CDF is a scientific data management software package and format based on a multidimensional (array) model. HDF is a Hierarchical Data Format developed at the National Center for Supercomputing Applications (NCSA) at the University of Illinois. The data model of CDF is very similar to HDF5’s data model. They both have 2 basic objects: data and attribute. Data is an entity that represents data while attribute is a mechanism used to denote data. HDF5 allows to group similar objects into a group, but CDF doesn’t have a grouping mechanism.

Albeit HDF4 and HDF5 are developed by the same organization, the data model of HDF5 is totally different from HDF4 and their formats are incompatible.

What is the connection between netCDF and CDF?

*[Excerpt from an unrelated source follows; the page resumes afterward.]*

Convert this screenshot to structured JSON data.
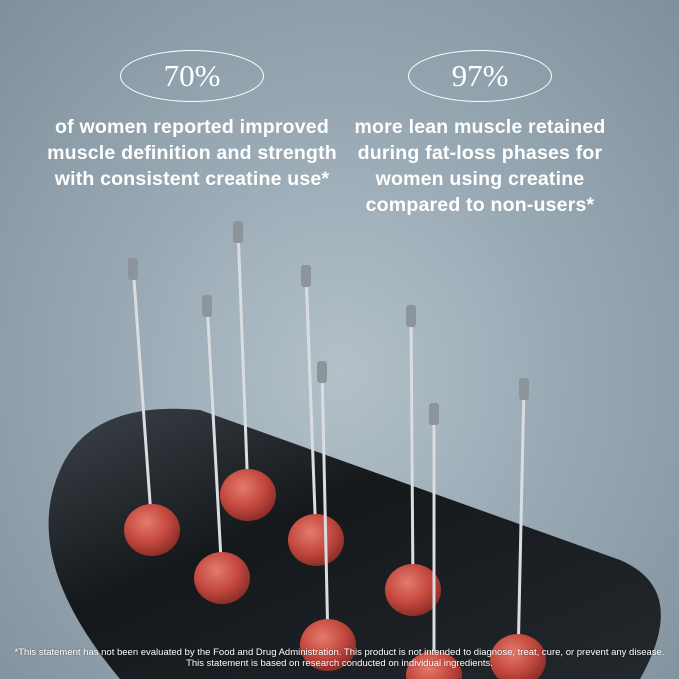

CDF was developed at the NASA Space Science Data Center at Goddard, and is freely available. It was originally a VMS FORTRAN interface for scientific data access. Unidata reimplemented the library from scratch to use XDR for a machine-independent representation, designed the CDL (network Common Data form Language) text representation for netCDF data, and added aggregate data access, a single-file implementation, named dimensions, and variable-specific attributes.

NetCDF and CDF have evolved independently. CDF now supports many of the same features as netCDF (aggregate data access, XDR representation, single-file representation, variable-specific attributes), but some differences remain (netCDF doesn’t support native-mode representation, CDF doesn’t support named dimensions). There is no compatibility between data in CDF and netCDF form, but NASA makes available some translators between various scientific data formats. For a more detailed description of differences between CDF and netCDF, see the CDF FAQ.